Quattro anni dopo il successo della miniserie «Io e mio figlio», che su Raiuno arrivò a superare il 30%, Lando Buzzanca torna nei panni commissario Vivaldi, risoluto poliziotto di stanza a Trieste, costretto a convivere con i propri timori e pregiudizi verso l’omosessualità del figlio, anch’egli poliziotto.
Il sequel della fiction, diretto ancora da Luciano Odorisio e presentato in anteprima al Prix Italia a Torino, andrà in onda con ogni probabilità non prima 2010, nonostante l’attualità di un tema riportato al centro delle cronache dagli episodi di intolleranza omofoba di questi giorni. Problemi di palinsesto, spiega il direttore di Rai Fiction Fabrizio Del Noce: sulla rete ammiraglia vanno già due serie lunghe, «Don Matteo» e «Un medico in famiglia», e tutt’al più a novembre ci sarà spazio per la messa in onda di alcune miniserie, come «Pinocchio».
Parlare di omossessualità, comunque, rientra a pieno titolo nella strategia di Rai Fiction, sempre più orientata «a raccontare la realtà contemporanea: vivere la sessualità in modo diverso – sottolinea Del Noce – è un fatto normale nella nostra società ed è giusto che la fiction se ne occupi. Al cinema ci ha pensato già Luchino Visconti negli anni ’60, con “Rocco e i suoi fratelli”». Se nella prima serie il commissario Vivaldi aveva affrontato il trauma della scoperta dell’omosessualità del figlio (interpretato da Giovanni Scifoni), «stavolta dovrà convivere con questa realtà proseguendo in un cammino di accettazione molto doloroso», spiega il regista.

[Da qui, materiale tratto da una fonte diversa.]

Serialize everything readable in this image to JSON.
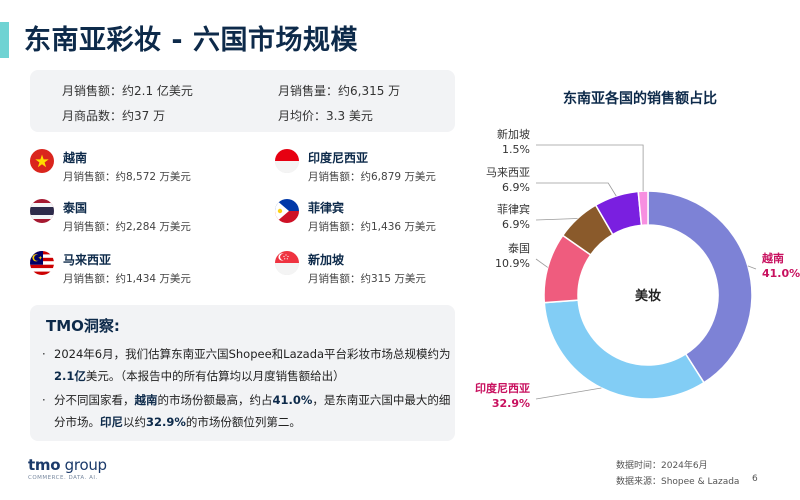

«Sul lavoro il mio personaggio è un poliziotto in gamba – racconta Buzzanca, ex «Merlo maschio» della commedia all’italiana – ma nel privato è semplicemente un uomo con tutte le sue debolezze. Ha capito che tra due uomini ci può essere amore puro, ma ora dovrà imparare, per esempio, a fare i conti con le reazioni della gente al fatto che il figlio ha un fidanzato». Un figlio che, aggiunge Scifoni, «vivrà a sua volta una rivoluzione sentimentale totale». Nel corso delle sei puntate, le inchieste del commissario Vivaldi affronteranno temi legati all’attualità, come il traffico di prostitute dall’est, l’eutanasia, le truffe alle assicurazioni: la linea gialla si svilupperà in verticale, con un caso chiuso per ciascuna serata, e in orizzontale, con una vicenda complessa che arriverà a soluzione solo alla fine, diventando terreno di confronto umano e personale, nel quale il protagonista troverà la chiave per una reciproca conoscenza e comprensione con il figlio.
Nel cast ci sono anche Caterina Vertova (l’ex moglie del commissario, poi tornata con lui), Sergio Sivori, Giuseppe Schisano, Morgana Forcella e la new entry Daniela Poggi nei panni di un magistrato che darà filo da torcere a Vivaldi.